Andrés Hernández Vásquez, Anwalt und Doktorand an der Uni Mainz, vergleicht den Fall mit der Festnahme von Andrej Holm und schrieb den Artikel "Guantánamo in Kolumbien", angelehnt an "Guantánamo in Germany" von Saskia Sassen und Richard Sennett, im August ’07 im Guardian veröffentlicht.
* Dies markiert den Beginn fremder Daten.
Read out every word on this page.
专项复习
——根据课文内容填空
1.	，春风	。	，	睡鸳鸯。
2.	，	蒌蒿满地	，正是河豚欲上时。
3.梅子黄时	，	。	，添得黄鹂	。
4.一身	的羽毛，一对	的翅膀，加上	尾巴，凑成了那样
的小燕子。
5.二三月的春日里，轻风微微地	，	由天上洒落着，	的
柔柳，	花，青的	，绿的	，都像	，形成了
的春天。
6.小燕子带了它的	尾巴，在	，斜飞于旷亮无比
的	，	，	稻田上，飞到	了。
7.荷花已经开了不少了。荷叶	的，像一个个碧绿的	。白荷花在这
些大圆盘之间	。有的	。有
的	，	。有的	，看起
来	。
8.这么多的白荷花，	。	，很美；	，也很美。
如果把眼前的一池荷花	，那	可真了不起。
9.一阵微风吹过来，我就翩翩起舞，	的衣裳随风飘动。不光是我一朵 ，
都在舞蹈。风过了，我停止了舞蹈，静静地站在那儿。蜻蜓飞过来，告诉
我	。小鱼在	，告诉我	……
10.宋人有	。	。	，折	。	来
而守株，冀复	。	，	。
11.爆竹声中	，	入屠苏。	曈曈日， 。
Andrej hat diesen Text zur Unterstützung geschrieben:
Dr. Miguel Ángel Beltrán Villegas, Soziologe an der UNAM in Mexiko
wurde am 22. Mai mit dem Vorwurf der Mitgliedschaft in der
kolumbianischen Guerilla FARC nach Kolumbien abgeschoben und dort
inhaftiert. Die wenigen Informationen, die in Deutschland zu diesem
Fall bekannt geworden sind, zeigen eine weitere skandalöse
Kriminalisierung von kritischen Wissenschaftler/innen im Namen des
angeblichen "Kampfes gegen den Terrorismus".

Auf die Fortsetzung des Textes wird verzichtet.